Perhaps the most consequential case the Supreme Court will decide on is whether the president holds the authority to impose broad tariffs, a case that challenges Trump’s key policy agenda.
Trump issued a wave of so-called reciprocal tariffs earlier this year that were immediately challenged by business owners. The Supreme Court first heard arguments in the case earlier this month, and the majority of justices expressed skepticism at Trump’s defense of his tariffs, leading to online betting platforms predicting that the court would ultimately strike down Trump’s signature trade policy.
Trump has grown increasingly panicked at the possibility of the Supreme Court ruling against him in the tariff case, warning that the United States “could be reduced to almost Third World status” should the tariffs be ruled unlawful.

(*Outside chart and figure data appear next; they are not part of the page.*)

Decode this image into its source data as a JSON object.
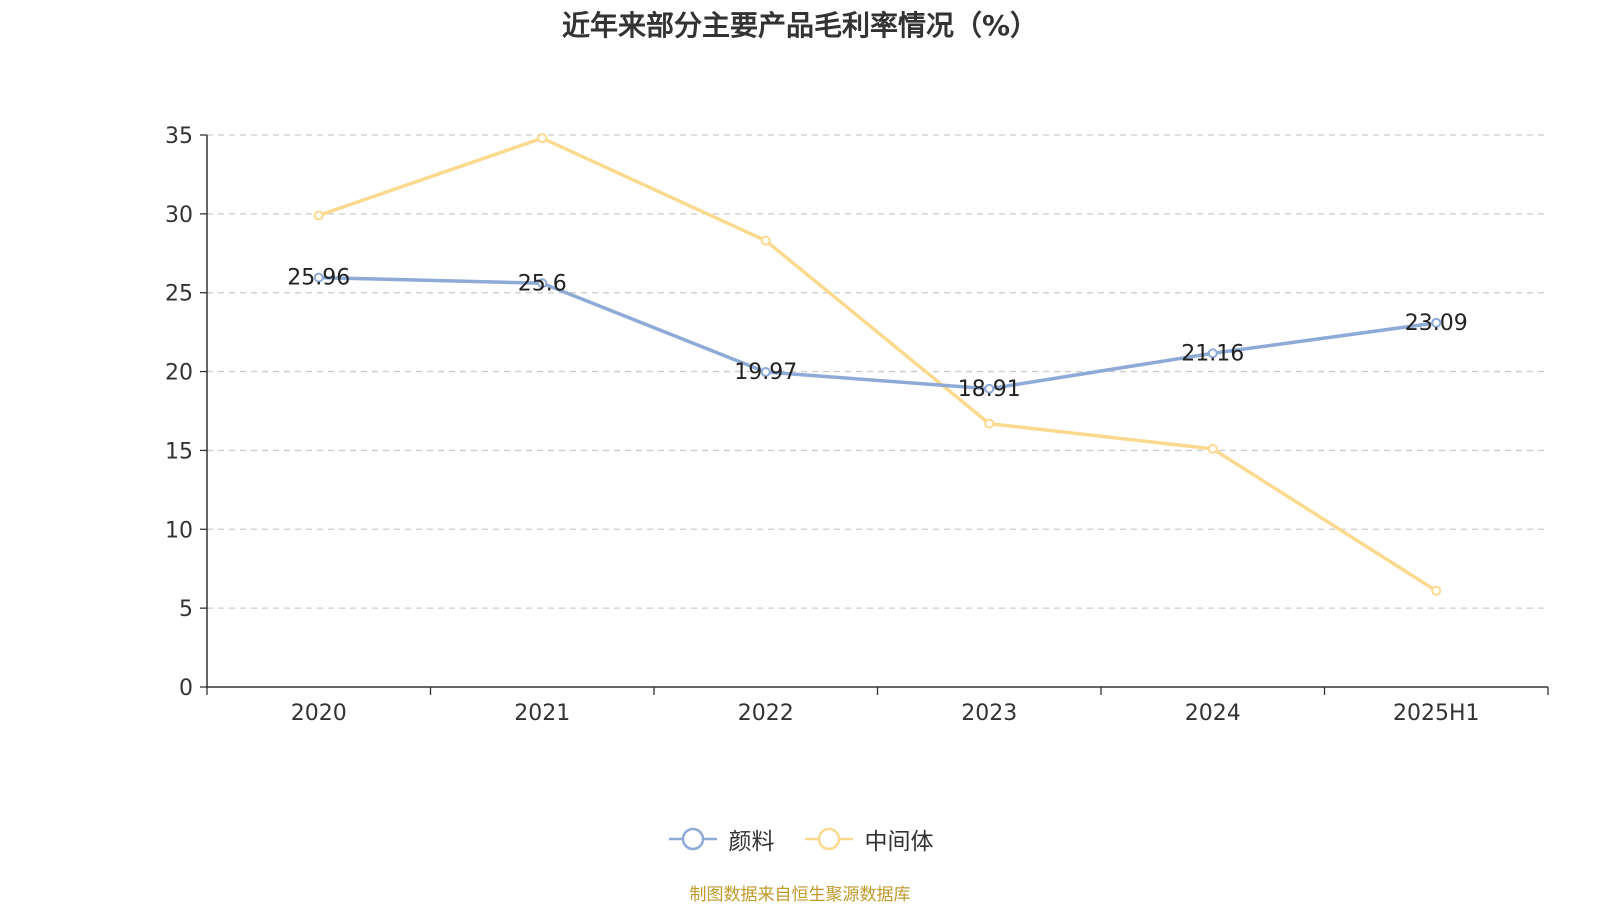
{
  "chart_data": {
    "type": "line",
    "title": "近年来部分主要产品毛利率情况（%）",
    "categories": [
      "2020",
      "2021",
      "2022",
      "2023",
      "2024",
      "2025H1"
    ],
    "series": [
      {
        "name": "颜料",
        "values": [
          25.96,
          25.6,
          19.97,
          18.91,
          21.16,
          23.09
        ],
        "color": "#8eaad6",
        "show_labels": true
      },
      {
        "name": "中间体",
        "values": [
          29.9,
          34.8,
          28.3,
          16.7,
          15.1,
          6.1
        ],
        "color": "#fbd98f",
        "show_labels": false
      }
    ],
    "yticks": [
      "0",
      "5",
      "10",
      "15",
      "20",
      "25",
      "30",
      "35"
    ],
    "ylim": [
      0,
      35
    ],
    "grid": true,
    "legend_position": "bottom-center"
  },
  "source_note": "制图数据来自恒生聚源数据库"
}
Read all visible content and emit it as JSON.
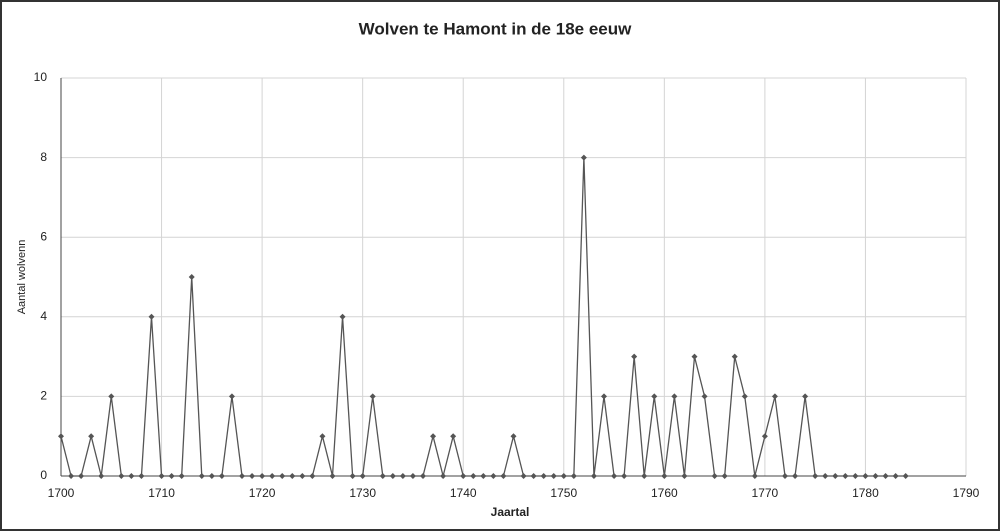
{
  "chart_data": {
    "type": "line",
    "title": "Wolven te Hamont in de 18e eeuw",
    "xlabel": "Jaartal",
    "ylabel": "Aantal wolvenn",
    "x": [
      1700,
      1701,
      1702,
      1703,
      1704,
      1705,
      1706,
      1707,
      1708,
      1709,
      1710,
      1711,
      1712,
      1713,
      1714,
      1715,
      1716,
      1717,
      1718,
      1719,
      1720,
      1721,
      1722,
      1723,
      1724,
      1725,
      1726,
      1727,
      1728,
      1729,
      1730,
      1731,
      1732,
      1733,
      1734,
      1735,
      1736,
      1737,
      1738,
      1739,
      1740,
      1741,
      1742,
      1743,
      1744,
      1745,
      1746,
      1747,
      1748,
      1749,
      1750,
      1751,
      1752,
      1753,
      1754,
      1755,
      1756,
      1757,
      1758,
      1759,
      1760,
      1761,
      1762,
      1763,
      1764,
      1765,
      1766,
      1767,
      1768,
      1769,
      1770,
      1771,
      1772,
      1773,
      1774,
      1775,
      1776,
      1777,
      1778,
      1779,
      1780,
      1781,
      1782,
      1783,
      1784
    ],
    "series": [
      {
        "name": "Aantal wolvenn",
        "color": "#555555",
        "values": [
          1,
          0,
          0,
          1,
          0,
          2,
          0,
          0,
          0,
          4,
          0,
          0,
          0,
          5,
          0,
          0,
          0,
          2,
          0,
          0,
          0,
          0,
          0,
          0,
          0,
          0,
          1,
          0,
          4,
          0,
          0,
          2,
          0,
          0,
          0,
          0,
          0,
          1,
          0,
          1,
          0,
          0,
          0,
          0,
          0,
          1,
          0,
          0,
          0,
          0,
          0,
          0,
          8,
          0,
          2,
          0,
          0,
          3,
          0,
          2,
          0,
          2,
          0,
          3,
          2,
          0,
          0,
          3,
          2,
          0,
          1,
          2,
          0,
          0,
          2,
          0,
          0,
          0,
          0,
          0,
          0,
          0,
          0,
          0,
          0
        ]
      }
    ],
    "xlim": [
      1700,
      1790
    ],
    "xticks": [
      1700,
      1710,
      1720,
      1730,
      1740,
      1750,
      1760,
      1770,
      1780,
      1790
    ],
    "ylim": [
      0,
      10
    ],
    "yticks": [
      0,
      2,
      4,
      6,
      8,
      10
    ],
    "grid": true
  }
}
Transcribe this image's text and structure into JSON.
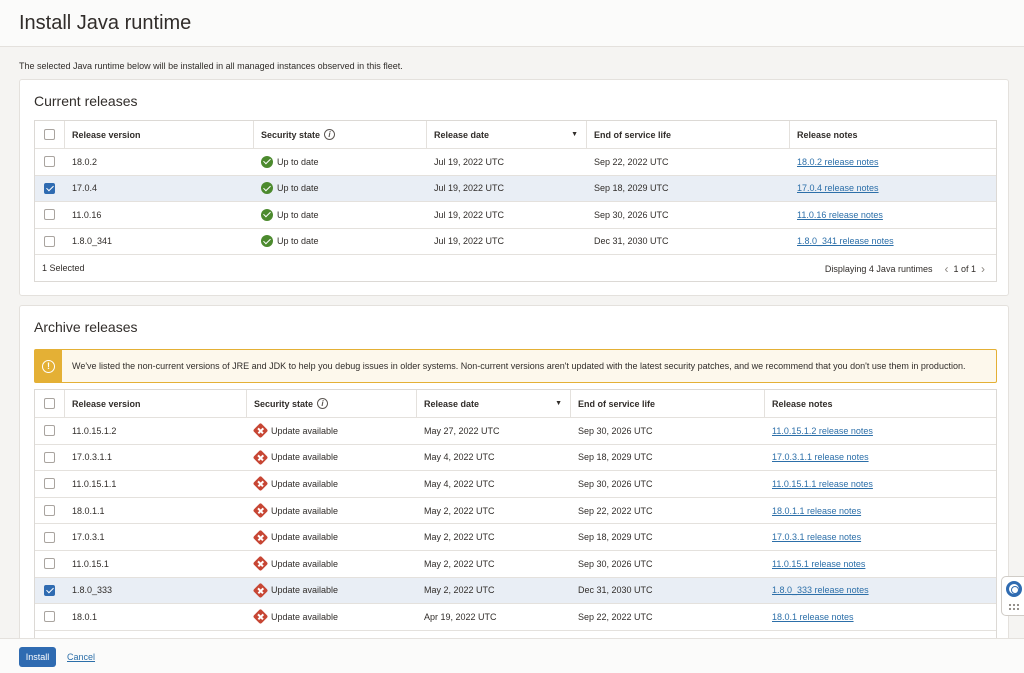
{
  "page": {
    "title": "Install Java runtime",
    "intro": "The selected Java runtime below will be installed in all managed instances observed in this fleet."
  },
  "current": {
    "title": "Current releases",
    "columns": {
      "version": "Release version",
      "security": "Security state",
      "date": "Release date",
      "eosl": "End of service life",
      "notes": "Release notes"
    },
    "rows": [
      {
        "version": "18.0.2",
        "security": "Up to date",
        "date": "Jul 19, 2022 UTC",
        "eosl": "Sep 22, 2022 UTC",
        "notes": "18.0.2 release notes",
        "selected": false
      },
      {
        "version": "17.0.4",
        "security": "Up to date",
        "date": "Jul 19, 2022 UTC",
        "eosl": "Sep 18, 2029 UTC",
        "notes": "17.0.4 release notes",
        "selected": true
      },
      {
        "version": "11.0.16",
        "security": "Up to date",
        "date": "Jul 19, 2022 UTC",
        "eosl": "Sep 30, 2026 UTC",
        "notes": "11.0.16 release notes",
        "selected": false
      },
      {
        "version": "1.8.0_341",
        "security": "Up to date",
        "date": "Jul 19, 2022 UTC",
        "eosl": "Dec 31, 2030 UTC",
        "notes": "1.8.0_341 release notes",
        "selected": false
      }
    ],
    "selected_count": "1 Selected",
    "displaying": "Displaying 4 Java runtimes",
    "pager": "1 of 1"
  },
  "archive": {
    "title": "Archive releases",
    "warning": "We've listed the non-current versions of JRE and JDK to help you debug issues in older systems. Non-current versions aren't updated with the latest security patches, and we recommend that you don't use them in production.",
    "columns": {
      "version": "Release version",
      "security": "Security state",
      "date": "Release date",
      "eosl": "End of service life",
      "notes": "Release notes"
    },
    "rows": [
      {
        "version": "11.0.15.1.2",
        "security": "Update available",
        "date": "May 27, 2022 UTC",
        "eosl": "Sep 30, 2026 UTC",
        "notes": "11.0.15.1.2 release notes",
        "selected": false
      },
      {
        "version": "17.0.3.1.1",
        "security": "Update available",
        "date": "May 4, 2022 UTC",
        "eosl": "Sep 18, 2029 UTC",
        "notes": "17.0.3.1.1 release notes",
        "selected": false
      },
      {
        "version": "11.0.15.1.1",
        "security": "Update available",
        "date": "May 4, 2022 UTC",
        "eosl": "Sep 30, 2026 UTC",
        "notes": "11.0.15.1.1 release notes",
        "selected": false
      },
      {
        "version": "18.0.1.1",
        "security": "Update available",
        "date": "May 2, 2022 UTC",
        "eosl": "Sep 22, 2022 UTC",
        "notes": "18.0.1.1 release notes",
        "selected": false
      },
      {
        "version": "17.0.3.1",
        "security": "Update available",
        "date": "May 2, 2022 UTC",
        "eosl": "Sep 18, 2029 UTC",
        "notes": "17.0.3.1 release notes",
        "selected": false
      },
      {
        "version": "11.0.15.1",
        "security": "Update available",
        "date": "May 2, 2022 UTC",
        "eosl": "Sep 30, 2026 UTC",
        "notes": "11.0.15.1 release notes",
        "selected": false
      },
      {
        "version": "1.8.0_333",
        "security": "Update available",
        "date": "May 2, 2022 UTC",
        "eosl": "Dec 31, 2030 UTC",
        "notes": "1.8.0_333 release notes",
        "selected": true
      },
      {
        "version": "18.0.1",
        "security": "Update available",
        "date": "Apr 19, 2022 UTC",
        "eosl": "Sep 22, 2022 UTC",
        "notes": "18.0.1 release notes",
        "selected": false
      }
    ]
  },
  "actions": {
    "install": "Install",
    "cancel": "Cancel"
  },
  "icons": {
    "up_to_date": "check-circle-icon",
    "update_available": "error-diamond-icon",
    "warning": "warning-icon",
    "help": "help-lifebuoy-icon"
  },
  "colors": {
    "primary": "#2f6bb1",
    "ok": "#4c8a2e",
    "error": "#c74634",
    "warning": "#e4b035",
    "selected_row": "#e9eef5"
  }
}
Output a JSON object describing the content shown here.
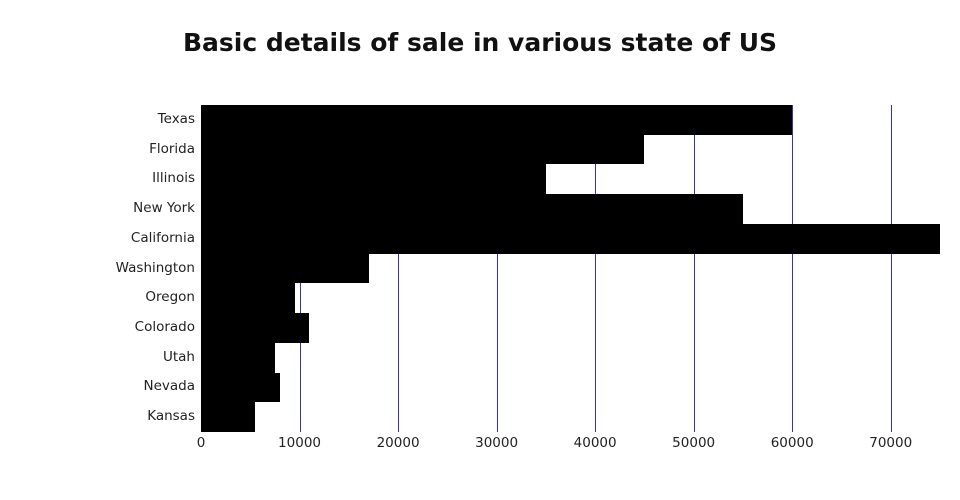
{
  "title": "Basic details of sale in various state of US",
  "chart_data": {
    "type": "bar",
    "orientation": "horizontal",
    "title": "Basic details of sale in various state of US",
    "categories": [
      "Texas",
      "Florida",
      "Illinois",
      "New York",
      "California",
      "Washington",
      "Oregon",
      "Colorado",
      "Utah",
      "Nevada",
      "Kansas"
    ],
    "values": [
      60000,
      45000,
      35000,
      55000,
      75000,
      17000,
      9500,
      11000,
      7500,
      8000,
      5500
    ],
    "xlabel": "",
    "ylabel": "",
    "xlim": [
      0,
      75000
    ],
    "xticks": [
      0,
      10000,
      20000,
      30000,
      40000,
      50000,
      60000,
      70000
    ],
    "grid": true,
    "legend": "none",
    "bar_color": "#000000",
    "gridline_color": "#3333cc",
    "background": "#ffffff"
  }
}
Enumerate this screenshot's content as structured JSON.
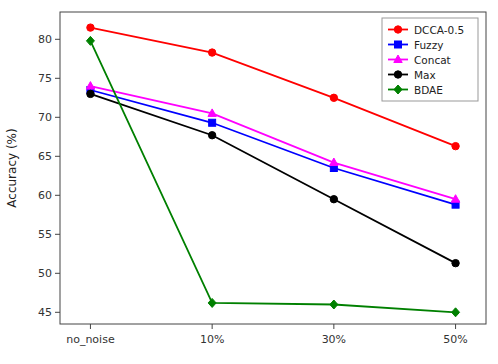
{
  "chart_data": {
    "type": "line",
    "categories": [
      "no_noise",
      "10%",
      "30%",
      "50%"
    ],
    "series": [
      {
        "name": "DCCA-0.5",
        "color": "#ff0000",
        "marker": "circle",
        "values": [
          81.5,
          78.3,
          72.5,
          66.3
        ]
      },
      {
        "name": "Fuzzy",
        "color": "#0000ff",
        "marker": "square",
        "values": [
          73.5,
          69.3,
          63.5,
          58.8
        ]
      },
      {
        "name": "Concat",
        "color": "#ff00ff",
        "marker": "triangle",
        "values": [
          74.0,
          70.5,
          64.2,
          59.5
        ]
      },
      {
        "name": "Max",
        "color": "#000000",
        "marker": "circle",
        "values": [
          73.0,
          67.7,
          59.5,
          51.3
        ]
      },
      {
        "name": "BDAE",
        "color": "#008000",
        "marker": "diamond",
        "values": [
          79.8,
          46.2,
          46.0,
          45.0
        ]
      }
    ],
    "ylabel": "Accuracy (%)",
    "ylim": [
      43.5,
      83.5
    ],
    "yticks": [
      45,
      50,
      55,
      60,
      65,
      70,
      75,
      80
    ],
    "grid": false,
    "legend": "upper right"
  }
}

Other cases on the Supreme Court’s docket that could decide Trump’s fate include a decision on the president’s authority to deploy the military to U.S. cities, weighing in on the president’s ability to cancel the refugee status for hundreds of thousands of migrants, and deciding on whether the president holds unilateral authority to control executive agencies.
The Supreme Court may also weigh in on Trump’s aggressive redistricting push, a strategy to bolster the GOP’s prospects in the upcoming midterm elections.
“Aside from the scope of Trump’s powers, the Supreme Court will also have a lot to say about their duration by granting or denying him the power to rig the midterms and perpetuate Republican trifecta control of the federal government,” Kilgore wrote.
“That could make the difference between the Trump 2.0 train roaring toward the end of his presidency at full throttle and a chastened lame-duck president facing obstacles to his reign from a Congress partially controlled by the opposition.”